A group representing landlords in Vancouver is warning that a newly approved motion intended to protect tenants from renoviction could do more harm than good.
Council voted unanimously Tuesday in favour of key parts of a motion tabled by COPE Coun. Jean Swanson to stop landlords from evicting tenants so they can demolish, renovate or sell their property.
"Tenants won the right to come back after a renovation," said Wendy Pedersen of the Vancouver Tenants Union. "They're not going to get evicted."
But Landlord BC said it could also mean those with genuine intentions of renovating or upgrading their properties might scrap those plans altogether.
"The reinvestment in this existing building is just not going to happen," CEO David Hutniak told CTV News. "I don't know if there are any winners because of that."

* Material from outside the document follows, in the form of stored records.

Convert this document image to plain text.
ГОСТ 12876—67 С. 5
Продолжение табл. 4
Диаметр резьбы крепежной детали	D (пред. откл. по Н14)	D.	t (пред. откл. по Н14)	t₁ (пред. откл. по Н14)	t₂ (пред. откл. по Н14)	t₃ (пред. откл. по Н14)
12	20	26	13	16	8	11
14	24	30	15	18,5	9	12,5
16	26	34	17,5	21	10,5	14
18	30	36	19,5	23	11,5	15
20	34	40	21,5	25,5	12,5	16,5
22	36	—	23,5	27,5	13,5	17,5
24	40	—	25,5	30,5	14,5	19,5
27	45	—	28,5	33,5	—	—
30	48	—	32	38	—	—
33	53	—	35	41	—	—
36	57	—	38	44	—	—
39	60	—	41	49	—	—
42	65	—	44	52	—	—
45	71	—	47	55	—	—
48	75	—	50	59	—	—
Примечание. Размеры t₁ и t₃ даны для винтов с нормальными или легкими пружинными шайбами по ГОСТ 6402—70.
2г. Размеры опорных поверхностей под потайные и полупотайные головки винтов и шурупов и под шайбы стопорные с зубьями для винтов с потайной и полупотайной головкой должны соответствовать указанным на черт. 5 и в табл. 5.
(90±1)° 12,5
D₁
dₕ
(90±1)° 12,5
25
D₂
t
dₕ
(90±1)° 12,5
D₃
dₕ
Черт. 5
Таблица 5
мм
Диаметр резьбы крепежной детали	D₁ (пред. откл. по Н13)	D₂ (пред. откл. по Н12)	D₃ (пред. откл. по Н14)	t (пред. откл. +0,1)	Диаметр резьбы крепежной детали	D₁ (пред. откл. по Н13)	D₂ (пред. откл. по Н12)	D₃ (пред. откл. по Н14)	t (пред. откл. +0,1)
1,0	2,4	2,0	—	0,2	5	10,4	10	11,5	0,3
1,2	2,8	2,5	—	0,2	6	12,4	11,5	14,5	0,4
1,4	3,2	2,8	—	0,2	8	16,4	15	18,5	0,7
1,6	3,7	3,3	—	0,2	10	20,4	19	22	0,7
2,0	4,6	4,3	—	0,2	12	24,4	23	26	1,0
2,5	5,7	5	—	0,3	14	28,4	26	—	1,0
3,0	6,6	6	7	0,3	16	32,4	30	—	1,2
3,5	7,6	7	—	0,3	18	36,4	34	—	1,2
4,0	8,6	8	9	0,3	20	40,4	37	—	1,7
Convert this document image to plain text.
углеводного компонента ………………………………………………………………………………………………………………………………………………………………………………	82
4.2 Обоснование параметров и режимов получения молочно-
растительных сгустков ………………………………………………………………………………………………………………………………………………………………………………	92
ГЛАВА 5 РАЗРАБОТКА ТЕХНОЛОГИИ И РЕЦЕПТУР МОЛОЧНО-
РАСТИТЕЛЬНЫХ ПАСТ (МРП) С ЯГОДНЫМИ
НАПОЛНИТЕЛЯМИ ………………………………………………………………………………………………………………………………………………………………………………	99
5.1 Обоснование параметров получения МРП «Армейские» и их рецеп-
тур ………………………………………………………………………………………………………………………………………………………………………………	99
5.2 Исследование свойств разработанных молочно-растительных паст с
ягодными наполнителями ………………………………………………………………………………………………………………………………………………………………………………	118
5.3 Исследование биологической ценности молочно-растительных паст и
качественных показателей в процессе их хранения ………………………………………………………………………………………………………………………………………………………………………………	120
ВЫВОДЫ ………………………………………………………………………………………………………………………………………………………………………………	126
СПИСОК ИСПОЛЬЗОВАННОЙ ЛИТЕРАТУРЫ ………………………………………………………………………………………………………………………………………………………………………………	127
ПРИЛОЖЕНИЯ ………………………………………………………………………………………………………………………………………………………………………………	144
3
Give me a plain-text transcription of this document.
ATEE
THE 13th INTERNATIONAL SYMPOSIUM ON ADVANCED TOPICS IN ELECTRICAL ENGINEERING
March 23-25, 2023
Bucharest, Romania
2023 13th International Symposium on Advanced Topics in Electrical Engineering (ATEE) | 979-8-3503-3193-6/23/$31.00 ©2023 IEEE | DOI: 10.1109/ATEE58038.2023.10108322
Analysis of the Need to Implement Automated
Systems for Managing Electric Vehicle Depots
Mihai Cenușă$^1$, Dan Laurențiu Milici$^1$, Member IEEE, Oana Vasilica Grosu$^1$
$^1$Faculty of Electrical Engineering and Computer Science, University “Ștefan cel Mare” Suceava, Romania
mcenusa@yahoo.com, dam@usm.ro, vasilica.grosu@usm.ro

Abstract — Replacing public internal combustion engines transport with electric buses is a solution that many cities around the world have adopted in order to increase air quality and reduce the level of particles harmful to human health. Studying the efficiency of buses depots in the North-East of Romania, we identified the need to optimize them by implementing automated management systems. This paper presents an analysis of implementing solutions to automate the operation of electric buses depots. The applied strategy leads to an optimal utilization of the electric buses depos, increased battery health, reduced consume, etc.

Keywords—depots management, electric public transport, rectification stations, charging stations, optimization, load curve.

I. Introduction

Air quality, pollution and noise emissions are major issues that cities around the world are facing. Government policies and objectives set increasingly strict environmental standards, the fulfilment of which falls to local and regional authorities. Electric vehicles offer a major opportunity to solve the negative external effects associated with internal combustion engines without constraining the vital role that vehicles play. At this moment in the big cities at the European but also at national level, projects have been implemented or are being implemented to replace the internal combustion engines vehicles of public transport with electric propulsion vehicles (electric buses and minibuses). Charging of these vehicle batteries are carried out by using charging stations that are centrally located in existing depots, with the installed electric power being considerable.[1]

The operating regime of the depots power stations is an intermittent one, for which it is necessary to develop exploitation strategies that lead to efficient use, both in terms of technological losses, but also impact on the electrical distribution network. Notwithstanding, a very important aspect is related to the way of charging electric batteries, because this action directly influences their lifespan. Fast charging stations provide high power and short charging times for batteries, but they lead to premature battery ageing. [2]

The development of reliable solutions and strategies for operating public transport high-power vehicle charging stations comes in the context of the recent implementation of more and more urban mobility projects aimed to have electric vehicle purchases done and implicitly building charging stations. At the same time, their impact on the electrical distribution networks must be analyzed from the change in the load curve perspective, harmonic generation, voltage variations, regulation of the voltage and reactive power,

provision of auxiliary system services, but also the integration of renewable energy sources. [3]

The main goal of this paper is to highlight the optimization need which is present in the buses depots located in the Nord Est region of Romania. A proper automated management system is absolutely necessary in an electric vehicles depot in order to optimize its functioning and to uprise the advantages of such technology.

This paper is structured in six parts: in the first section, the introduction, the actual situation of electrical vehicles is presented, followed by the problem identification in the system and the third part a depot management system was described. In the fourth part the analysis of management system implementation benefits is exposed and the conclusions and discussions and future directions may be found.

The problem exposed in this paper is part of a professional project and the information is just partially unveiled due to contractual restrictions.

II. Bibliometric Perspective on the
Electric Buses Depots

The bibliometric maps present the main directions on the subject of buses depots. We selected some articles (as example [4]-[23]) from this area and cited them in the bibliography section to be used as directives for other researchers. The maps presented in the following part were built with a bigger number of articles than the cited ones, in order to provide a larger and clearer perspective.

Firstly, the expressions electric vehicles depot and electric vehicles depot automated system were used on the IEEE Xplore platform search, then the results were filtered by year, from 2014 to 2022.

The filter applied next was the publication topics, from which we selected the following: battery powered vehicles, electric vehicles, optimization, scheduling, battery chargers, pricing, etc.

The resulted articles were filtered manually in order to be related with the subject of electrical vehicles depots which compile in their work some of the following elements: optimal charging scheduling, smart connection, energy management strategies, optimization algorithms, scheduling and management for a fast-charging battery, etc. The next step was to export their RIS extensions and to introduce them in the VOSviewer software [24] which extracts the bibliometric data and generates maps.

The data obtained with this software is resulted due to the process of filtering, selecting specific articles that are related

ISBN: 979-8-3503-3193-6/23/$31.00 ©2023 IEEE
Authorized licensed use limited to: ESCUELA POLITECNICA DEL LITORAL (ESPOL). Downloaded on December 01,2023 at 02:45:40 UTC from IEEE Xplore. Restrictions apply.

Swanson's motion included measures that will require landlords to offer displaced tenants the opportunity to move out while renovations to the property are being done without cancelling their lease or increasing the rent.
Another approved part of the motion proposes that "the city devise methods to keep track of all apartment buildings sold in Vancouver and immediately provide affected tenants with information as to their tenancy rights by mail."
Councillors also voted in favour of measures to regulate tenant buyouts.
Two controversial elements were delayed, however.
Council asked staff to look into extending the protections for those living in buildings with fewer than six units. Vacancy controls that would prevent landlords from hiking up rents when tenants move out are also on the backburner.
Swanson isn't happy about the delays.
"You put forward something strong and then it gets mushed up, and this got mushed up," she said.
Landlord BC said it's glad the city is taking a closer look at vacancy control.
"There would be no economic case to build purpose-built rentals here," Hutniak said. "Unfortunately, renters would ultimately suffer the most."
It doesn't appear the province has an appetite for such regulations either.
"Draconian market intervention is not something people would be keen on seeing," Green Leader Andrew Weaver said.
More changes could be on the way as the city's Rental Housing Task Force comes back with recommendations later this month.